Fans of the old Levee House restaurant will be thrilled to learn that Hickey is reviving several of its original recipes including the Chicken Pea Pasta. When he learned that Noland had a copy of the recipe, he challenged himself to replicate the dish even though he’d never tasted it. He prepared the dish and invited Noland to taste and offer feedback. Noland declared the dish a perfect replication and diners will find it listed as an entrée. In addition, Hickey is using the original recipes for the Levee House rolls and at least one dessert.

The menu includes other such dishes as Pan Seared Halibut, Steak Au Poivre and Lobster Mac ‘n Cheese. Hickey will be sourcing local ingredients when possible and he hand cuts his own meat and fish. Desserts are made on site and all dishes are made fresh; the specials will change frequently and the menu will be adapted to the seasons. Until Hickey has a liquor license, diners are permitted to bring their own alcohol and the staff will chill, uncork and serve the drinks for a small fee.

We are so appreciative of the help we received from family, friends and Morrison’s. They all helped make this possible.

Opening a restaurant is stressful and difficult at any time, but COVID restrictions and safety procedures can add another level of work and stress to the task. The Hickeys have been scrubbing and sanitizing, and they’ve installed UV lights that will sanitize the air inside the restaurant. Casey has a large family and Tom expressed his gratitude for their help with the preparation – he gestured toward a window and explained how all the large items had to be lifted through the window to the kitchen. The Hickeys also shared how Morrison’s Inc. (Casey’s employer) offered support and expert advice. “We are so appreciative of the help we received from family, friends and Morrison’s. They all helped make this possible.”

As Casey unpacked items for the dining room décor, Tom explained that the restaurant will begin with the single large dining room. There is room to accommodate nearly 50 diners with social distancing, and outdoor seating will be added when the weather is warm enough. The bistro tables will surely be the most requested seats when the weather allows diners to sit beneath the awnings and watch the river traffic glide by. In the future, the smaller dining room will be renovated to provide an intimate space for small gatherings and private events.

On February 17th and 18th, the restaurant will have a soft opening hosting family, friends and industry supporters by invitation.
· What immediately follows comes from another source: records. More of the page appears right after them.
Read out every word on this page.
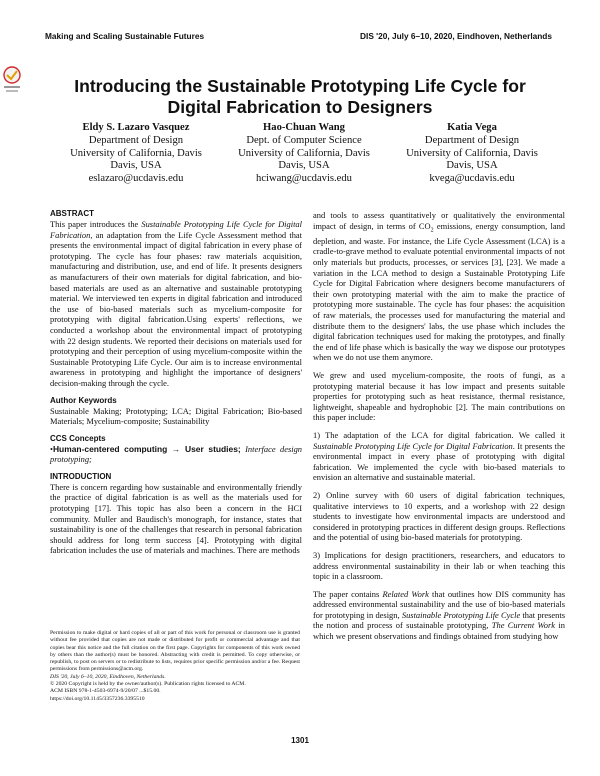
Making and Scaling Sustainable Futures	DIS '20, July 6–10, 2020, Eindhoven, Netherlands
Introducing the Sustainable Prototyping Life Cycle for
Digital Fabrication to Designers
Eldy S. Lazaro Vasquez
Department of Design
University of California, Davis
Davis, USA
eslazaro@ucdavis.edu
Hao-Chuan Wang
Dept. of Computer Science
University of California, Davis
Davis, USA
hciwang@ucdavis.edu
Katia Vega
Department of Design
University of California, Davis
Davis, USA
kvega@ucdavis.edu
ABSTRACT
This paper introduces the Sustainable Prototyping Life Cycle for Digital Fabrication, an adaptation from the Life Cycle Assessment method that presents the environmental impact of digital fabrication in every phase of prototyping. The cycle has four phases: raw materials acquisition, manufacturing and distribution, use, and end of life. It presents designers as manufacturers of their own materials for digital fabrication, and bio-based materials are used as an alternative and sustainable prototyping material. We interviewed ten experts in digital fabrication and introduced the use of bio-based materials such as mycelium-composite for prototyping with digital fabrication.Using experts' reflections, we conducted a workshop about the environmental impact of prototyping with 22 design students. We reported their decisions on materials used for prototyping and their perception of using mycelium-composite within the Sustainable Prototyping Life Cycle. Our aim is to increase environmental awareness in prototyping and highlight the importance of designers' decision-making through the cycle.
Author Keywords
Sustainable Making; Prototyping; LCA; Digital Fabrication; Bio-based Materials; Mycelium-composite; Sustainability
CCS Concepts
•Human-centered computing → User studies; Interface design prototyping;
INTRODUCTION
There is concern regarding how sustainable and environmentally friendly the practice of digital fabrication is as well as the materials used for prototyping [17]. This topic has also been a concern in the HCI community. Muller and Baudisch's monograph, for instance, states that sustainability is one of the challenges that research in personal fabrication should address for long term success [4]. Prototyping with digital fabrication includes the use of materials and machines. There are methods

Permission to make digital or hard copies of all or part of this work for personal or classroom use is granted without fee provided that copies are not made or distributed for profit or commercial advantage and that copies bear this notice and the full citation on the first page. Copyrights for components of this work owned by others than the author(s) must be honored. Abstracting with credit is permitted. To copy otherwise, or republish, to post on servers or to redistribute to lists, requires prior specific permission and/or a fee. Request permissions from permissions@acm.org.

DIS '20, July 6–10, 2020, Eindhoven, Netherlands.

© 2020 Copyright is held by the owner/author(s). Publication rights licensed to ACM.

ACM ISBN 978-1-4503-6974-9/20/07 ...$15.00.

https://doi.org/10.1145/3357236.3395510

and tools to assess quantitatively or qualitatively the environmental impact of design, in terms of $CO_2$ emissions, energy consumption, land depletion, and waste. For instance, the Life Cycle Assessment (LCA) is a cradle-to-grave method to evaluate potential environmental impacts of not only materials but products, processes, or services [3], [23]. We made a variation in the LCA method to design a Sustainable Prototyping Life Cycle for Digital Fabrication where designers become manufacturers of their own prototyping material with the aim to make the practice of prototyping more sustainable. The cycle has four phases: the acquisition of raw materials, the processes used for manufacturing the material and distribute them to the designers' labs, the use phase which includes the digital fabrication techniques used for making the prototypes, and finally the end of life phase which is basically the way we dispose our prototypes when we do not use them anymore.
We grew and used mycelium-composite, the roots of fungi, as a prototyping material because it has low impact and presents suitable properties for prototyping such as heat resistance, thermal resistance, lightweight, shapeable and hydrophobic [2]. The main contributions on this paper include:
1) The adaptation of the LCA for digital fabrication. We called it Sustainable Prototyping Life Cycle for Digital Fabrication. It presents the environmental impact in every phase of prototyping with digital fabrication. We implemented the cycle with bio-based materials to envision an alternative and sustainable material.
2) Online survey with 60 users of digital fabrication techniques, qualitative interviews to 10 experts, and a workshop with 22 design students to investigate how environmental impacts are understood and considered in prototyping practices in different design groups. Reflections and the potential of using bio-based materials for prototyping.
3) Implications for design practitioners, researchers, and educators to address environmental sustainability in their lab or when teaching this topic in a classroom.
The paper contains Related Work that outlines how DIS community has addressed environmental sustainability and the use of bio-based materials for prototyping in design, Sustainable Prototyping Life Cycle that presents the notion and process of sustainable prototyping, The Current Work in which we present observations and findings obtained from studying how
1301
On the 19th, the Levee House Bistro will open its doors to the public from 5-9:00 p.m. for dinner. Hickey said the limited hours will allow the staff to hone their routine and work out any problems before expanding service and adding lunch hours. Reservations will be taken until 8:30 p.m., and although he encourages reservations, walk-in customers will be welcomed. As of publication time, there were still some available tables for opening night. The restaurant will also offer curbside service and is using DoorDash for local delivery; customers can use Facebook to place orders.

In the days leading up to the opening, Hickey has been posting photos of various dishes and finally photos of the menu itself. If the excited comments are any indication, he can expect a full house in no time. When visitors enter the old doors into the dining room, they might feel a sense of familiarity in the comfortable surroundings. But they will find a new menu of delicious meals prepared by a talented new chef. Chef Tom Hickey and wife Casey said “We just want people to feel welcome and enjoy some great food on the riverfront.” There is no doubt that the Levee House Bistro will achieve that goal, and the historic building’s new life will be a successful one.